In his dissent in Hunter v. United States, No. 24-1063 (June 18, 2026), Justice Thomas cited Restatement Second of Contracts § 265, Comment a, which discusses the contractual doctrine of frustration of purpose.
Section 265 provides that a party’s duties under a contract can be discharged when a change in circumstances makes one party’s performance virtually worthless to the other, frustrating the party’s purpose in entering the contract.
In the case, a defendant who was charged with 10 counts of bank and wire fraud entered a written plea agreement in which he agreed to plead guilty to one count of aiding and abetting wire fraud and to waive his right to appeal his sentence in exchange for the government’s agreement to dismiss the remaining charges. The U.S. District Court for the Southern District of Texas, finding that the defendant knowingly and voluntarily agreed to the terms of the agreement, accepted the defendant’s plea, and, at a subsequent hearing, imposed a sentence that included, among other things, a release condition requiring him to “take all mental-health medications” that were prescribed by his treating physician, a requirement to which he had previously objected.
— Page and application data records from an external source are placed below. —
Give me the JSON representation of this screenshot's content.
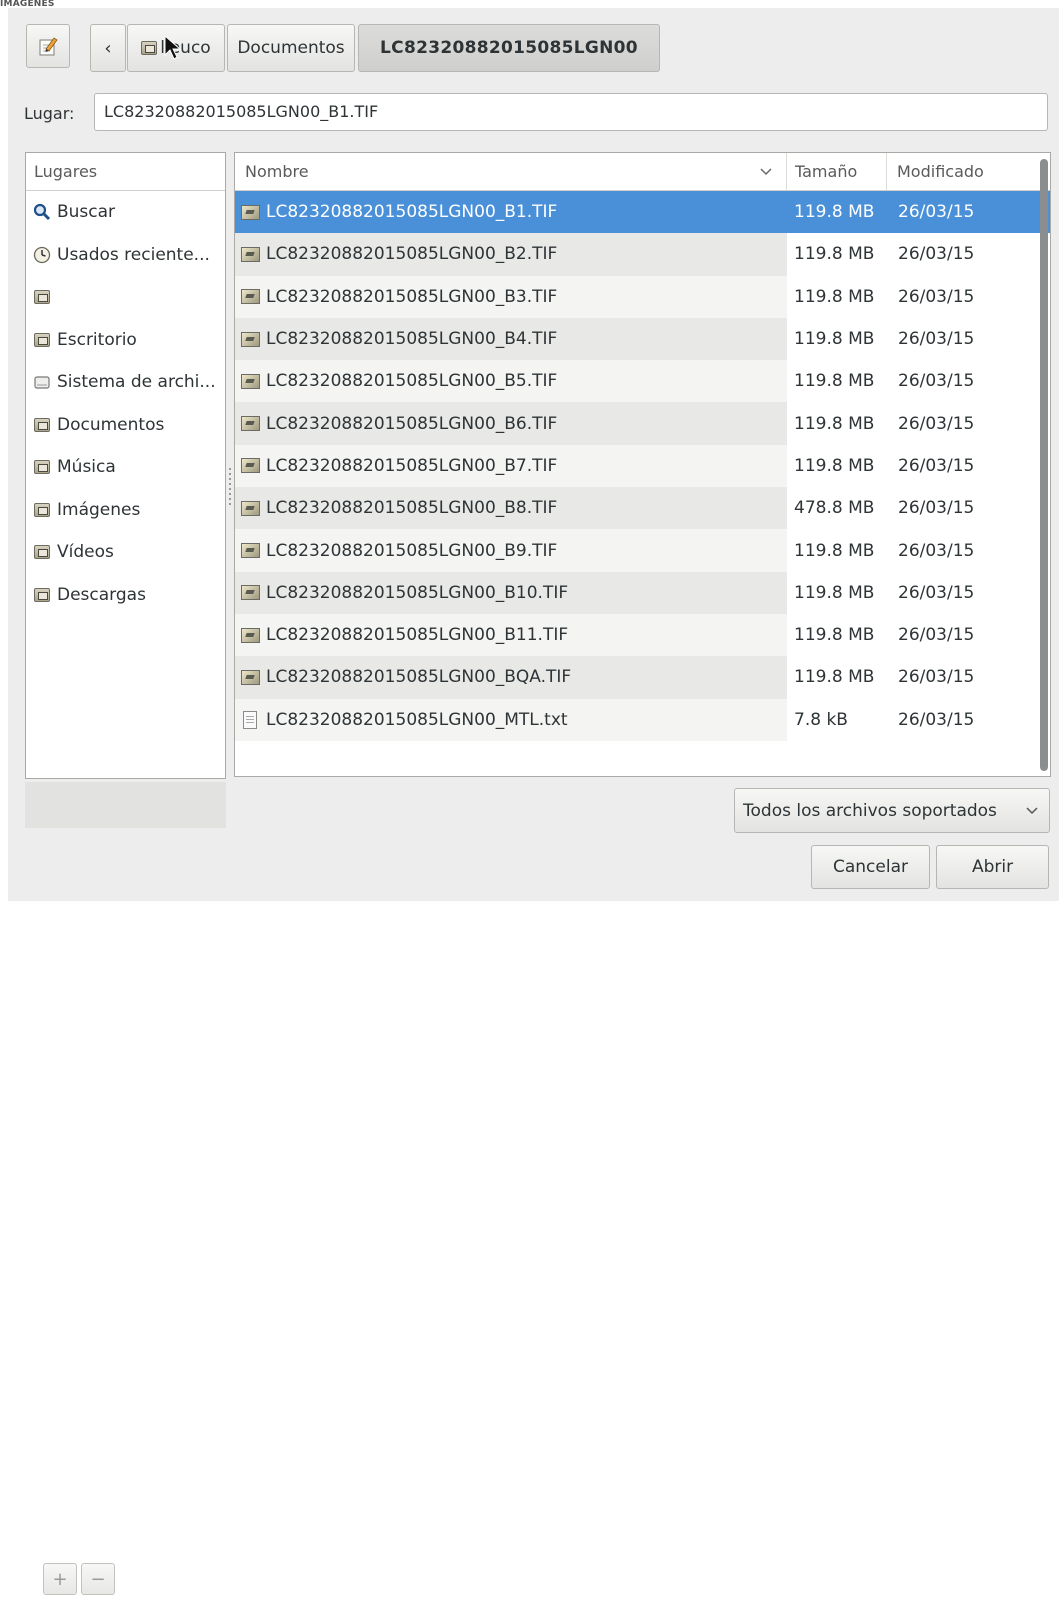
{
  "window_caption": "IMÁGENES",
  "path_bar": {
    "back_icon": "‹",
    "crumbs": [
      "lleuco",
      "Documentos",
      "LC82320882015085LGN00"
    ]
  },
  "location": {
    "label": "Lugar:",
    "value": "LC82320882015085LGN00_B1.TIF"
  },
  "places": {
    "header": "Lugares",
    "items": [
      {
        "label": "Buscar",
        "icon": "search-icon"
      },
      {
        "label": "Usados reciente...",
        "icon": "recent-icon"
      },
      {
        "label": "",
        "icon": "home-folder-icon"
      },
      {
        "label": "Escritorio",
        "icon": "desktop-folder-icon"
      },
      {
        "label": "Sistema de archi...",
        "icon": "filesystem-icon"
      },
      {
        "label": "Documentos",
        "icon": "documents-folder-icon"
      },
      {
        "label": "Música",
        "icon": "music-folder-icon"
      },
      {
        "label": "Imágenes",
        "icon": "pictures-folder-icon"
      },
      {
        "label": "Vídeos",
        "icon": "videos-folder-icon"
      },
      {
        "label": "Descargas",
        "icon": "downloads-folder-icon"
      }
    ],
    "add_label": "+",
    "remove_label": "−"
  },
  "files": {
    "columns": {
      "name": "Nombre",
      "size": "Tamaño",
      "modified": "Modificado"
    },
    "rows": [
      {
        "name": "LC82320882015085LGN00_B1.TIF",
        "size": "119.8 MB",
        "modified": "26/03/15",
        "selected": true,
        "kind": "image"
      },
      {
        "name": "LC82320882015085LGN00_B2.TIF",
        "size": "119.8 MB",
        "modified": "26/03/15",
        "kind": "image"
      },
      {
        "name": "LC82320882015085LGN00_B3.TIF",
        "size": "119.8 MB",
        "modified": "26/03/15",
        "kind": "image"
      },
      {
        "name": "LC82320882015085LGN00_B4.TIF",
        "size": "119.8 MB",
        "modified": "26/03/15",
        "kind": "image"
      },
      {
        "name": "LC82320882015085LGN00_B5.TIF",
        "size": "119.8 MB",
        "modified": "26/03/15",
        "kind": "image"
      },
      {
        "name": "LC82320882015085LGN00_B6.TIF",
        "size": "119.8 MB",
        "modified": "26/03/15",
        "kind": "image"
      },
      {
        "name": "LC82320882015085LGN00_B7.TIF",
        "size": "119.8 MB",
        "modified": "26/03/15",
        "kind": "image"
      },
      {
        "name": "LC82320882015085LGN00_B8.TIF",
        "size": "478.8 MB",
        "modified": "26/03/15",
        "kind": "image"
      },
      {
        "name": "LC82320882015085LGN00_B9.TIF",
        "size": "119.8 MB",
        "modified": "26/03/15",
        "kind": "image"
      },
      {
        "name": "LC82320882015085LGN00_B10.TIF",
        "size": "119.8 MB",
        "modified": "26/03/15",
        "kind": "image"
      },
      {
        "name": "LC82320882015085LGN00_B11.TIF",
        "size": "119.8 MB",
        "modified": "26/03/15",
        "kind": "image"
      },
      {
        "name": "LC82320882015085LGN00_BQA.TIF",
        "size": "119.8 MB",
        "modified": "26/03/15",
        "kind": "image"
      },
      {
        "name": "LC82320882015085LGN00_MTL.txt",
        "size": "7.8 kB",
        "modified": "26/03/15",
        "kind": "text"
      }
    ]
  },
  "filter": {
    "label": "Todos los archivos soportados",
    "icon": "chevron-down-icon"
  },
  "buttons": {
    "cancel": "Cancelar",
    "open": "Abrir"
  },
  "colors": {
    "selection": "#4a90d9",
    "window_bg": "#ededed"
  }
}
The defendant appealed the mandatory-medication condition, arguing that the condition and his appeal waiver were unenforceable because the condition would infringe his fundamental constitutional interest in being free from unwanted mental-health medication. The U.S. Court of Appeals for the Fifth Circuit dismissed, concluding that the appeal waiver controlled even if the district court had imposed an unconstitutional sentence.
Noting that the U.S. Courts of Appeals had differed regarding when appeal waivers were unenforceable in the sentencing context, the U.S. Supreme Court granted certiorari. In a majority opinion authored by Justice Kagan, the Court adopted the “miscarriage of justice” approach, under which an appeal waiver could not be enforced if doing so would result in a miscarriage of justice, by leaving in place the kind of error that would bring the judicial system into disrepute. The Court remanded to the Fifth Circuit for consideration as to whether, under that standard, the defendant’s appeal should still be dismissed.
In the dissent, Justice Thomas maintained that the defendant knowingly and voluntarily agreed to waive his appeal rights, and that none of the exceptions to the enforceability of appeal waivers applied. Justice Thomas rejected the defendant’s argument that the appeal waiver was unenforceable under the doctrine of frustration of purpose, noting that, under Restatement Second of Contracts § 265, Comment a, a contract could only be voided under the frustration-of-purpose doctrine if post-agreement developments rendered the contract “virtually worthless,” and the defendant’s plea agreement was not rendered worthless when the district court included the mental-health treatment supervised-release condition, because it still achieved a crucial purpose for the defendant, specifically, it reduced his maximum potential sentence from 300 years for 10 counts to 30 years for one count.
The full opinion is available on the U.S. Supreme Court's website.